Ok, im not gonna pretend that I fully understand this code because I don't :) Im running it in a linux machine, and as far as I can tell, it is a single threaded process.

on mrpd.c we essentially have 1) mrp, local_ctl, mmrp, mvrp and msrp init (on this order). The m_rp inits will initialize a socket for each one of the protocols. 2) create a pool of FDs with mmrp, mvrp, msrp fds and their timers 3) sit on a select waiting for a valid fd.

On the logs i posted above, I can see that the event that is triggering the msrp_send is the msrp join timer expiration (thats why I ended up just restarting the timer as a test to prove the timer theory). So i dont think i quite understood what you meant on your suggestion for the thread to wait between vlan and listener join requests. Could you explain it a little more please?

I could just delay the msrp message on the client application(and so no changes on mrpd), but that might end up violating the 802.1Q section 10.7.11 requirements.

— Reply to this email directly or view it on GitHubhttps://github.com/AVnu/Open-AVB/issues/322#issuecomment-157426351.

davidcemin commented 8 years ago

@andrew-elder Yes i do not think it is safe to restart the join timer when the NEW is received. Again, this was just a test to prove my theory of timer expiration triggering the messages going to the wire. So, you solved this on the client application right? I found that 100ms is the minimum wait time that makes the meessages go out in the right order.
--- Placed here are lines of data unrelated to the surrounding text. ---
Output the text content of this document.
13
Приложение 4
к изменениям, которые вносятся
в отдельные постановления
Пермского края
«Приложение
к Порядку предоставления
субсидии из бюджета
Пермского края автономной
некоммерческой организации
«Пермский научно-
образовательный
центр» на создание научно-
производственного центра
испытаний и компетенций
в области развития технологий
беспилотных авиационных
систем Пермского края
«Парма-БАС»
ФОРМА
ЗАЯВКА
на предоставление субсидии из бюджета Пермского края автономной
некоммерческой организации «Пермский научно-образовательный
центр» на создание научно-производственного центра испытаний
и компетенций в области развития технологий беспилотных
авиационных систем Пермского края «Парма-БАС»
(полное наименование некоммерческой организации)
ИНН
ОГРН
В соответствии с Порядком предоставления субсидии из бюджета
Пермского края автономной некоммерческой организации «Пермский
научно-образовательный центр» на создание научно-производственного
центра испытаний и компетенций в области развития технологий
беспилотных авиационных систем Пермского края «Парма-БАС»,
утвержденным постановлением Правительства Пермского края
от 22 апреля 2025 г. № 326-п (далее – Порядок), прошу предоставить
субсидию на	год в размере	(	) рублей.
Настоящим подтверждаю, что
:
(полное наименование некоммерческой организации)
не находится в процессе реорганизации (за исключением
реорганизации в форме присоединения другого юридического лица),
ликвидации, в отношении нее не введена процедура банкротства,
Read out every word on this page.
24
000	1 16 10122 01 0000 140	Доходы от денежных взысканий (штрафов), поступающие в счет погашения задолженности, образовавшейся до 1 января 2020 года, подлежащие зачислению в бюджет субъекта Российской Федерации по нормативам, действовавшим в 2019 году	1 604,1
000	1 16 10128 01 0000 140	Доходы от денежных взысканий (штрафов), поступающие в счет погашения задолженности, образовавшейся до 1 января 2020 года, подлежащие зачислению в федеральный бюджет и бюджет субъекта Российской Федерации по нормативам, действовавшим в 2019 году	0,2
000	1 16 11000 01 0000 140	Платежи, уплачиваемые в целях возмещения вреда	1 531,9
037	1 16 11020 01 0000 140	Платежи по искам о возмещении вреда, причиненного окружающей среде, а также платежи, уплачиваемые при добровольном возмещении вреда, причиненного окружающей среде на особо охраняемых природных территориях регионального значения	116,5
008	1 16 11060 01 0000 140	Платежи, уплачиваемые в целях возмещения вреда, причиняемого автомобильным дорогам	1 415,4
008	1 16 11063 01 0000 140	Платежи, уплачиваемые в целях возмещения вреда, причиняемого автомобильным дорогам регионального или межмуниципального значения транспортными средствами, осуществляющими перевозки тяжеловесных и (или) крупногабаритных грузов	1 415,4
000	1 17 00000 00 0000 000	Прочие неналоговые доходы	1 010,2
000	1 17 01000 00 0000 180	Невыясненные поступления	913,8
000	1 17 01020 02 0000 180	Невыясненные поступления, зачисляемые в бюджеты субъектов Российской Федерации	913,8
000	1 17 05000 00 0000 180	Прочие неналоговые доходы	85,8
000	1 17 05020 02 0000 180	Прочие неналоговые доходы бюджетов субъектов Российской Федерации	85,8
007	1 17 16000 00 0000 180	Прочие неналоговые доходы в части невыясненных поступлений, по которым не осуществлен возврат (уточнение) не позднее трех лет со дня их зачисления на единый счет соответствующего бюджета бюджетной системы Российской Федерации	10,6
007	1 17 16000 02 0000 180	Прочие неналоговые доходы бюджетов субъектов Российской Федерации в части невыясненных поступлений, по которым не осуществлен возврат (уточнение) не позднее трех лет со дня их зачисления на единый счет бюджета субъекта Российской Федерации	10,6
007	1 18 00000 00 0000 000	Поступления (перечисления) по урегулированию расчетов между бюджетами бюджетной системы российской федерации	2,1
davidcemin commented 8 years ago

@intel-ethernet Thank you.

andrew-elder commented 8 years ago

@davidcemin - MRP timeouts are in mrp.h / * Join timer may only "fire" 3 times in 300 msec. Default timeout is 200 msec. \ Here we use 100 msec, or 300/3 msec. _/

define MRP_JOINTIMERVAL 100 / join timeout in msec _/

#define MRP_LVTIMER_VAL     1000    /_ leave timeout in msec _/
#define MRP_LVATIMER_VAL    10000   /_ leaveall timeout in msec _/
#define MRP_PERIODTIMER_VAL 1000    /_ periodic timeout in msec */
andrew-elder commented 8 years ago

Another possible longer term (more difficult) solution might be to have a single join timer that works across all MRP applications...

davidcemin commented 8 years ago

Thank you all, i think my initial question is already answered and im closing this issue.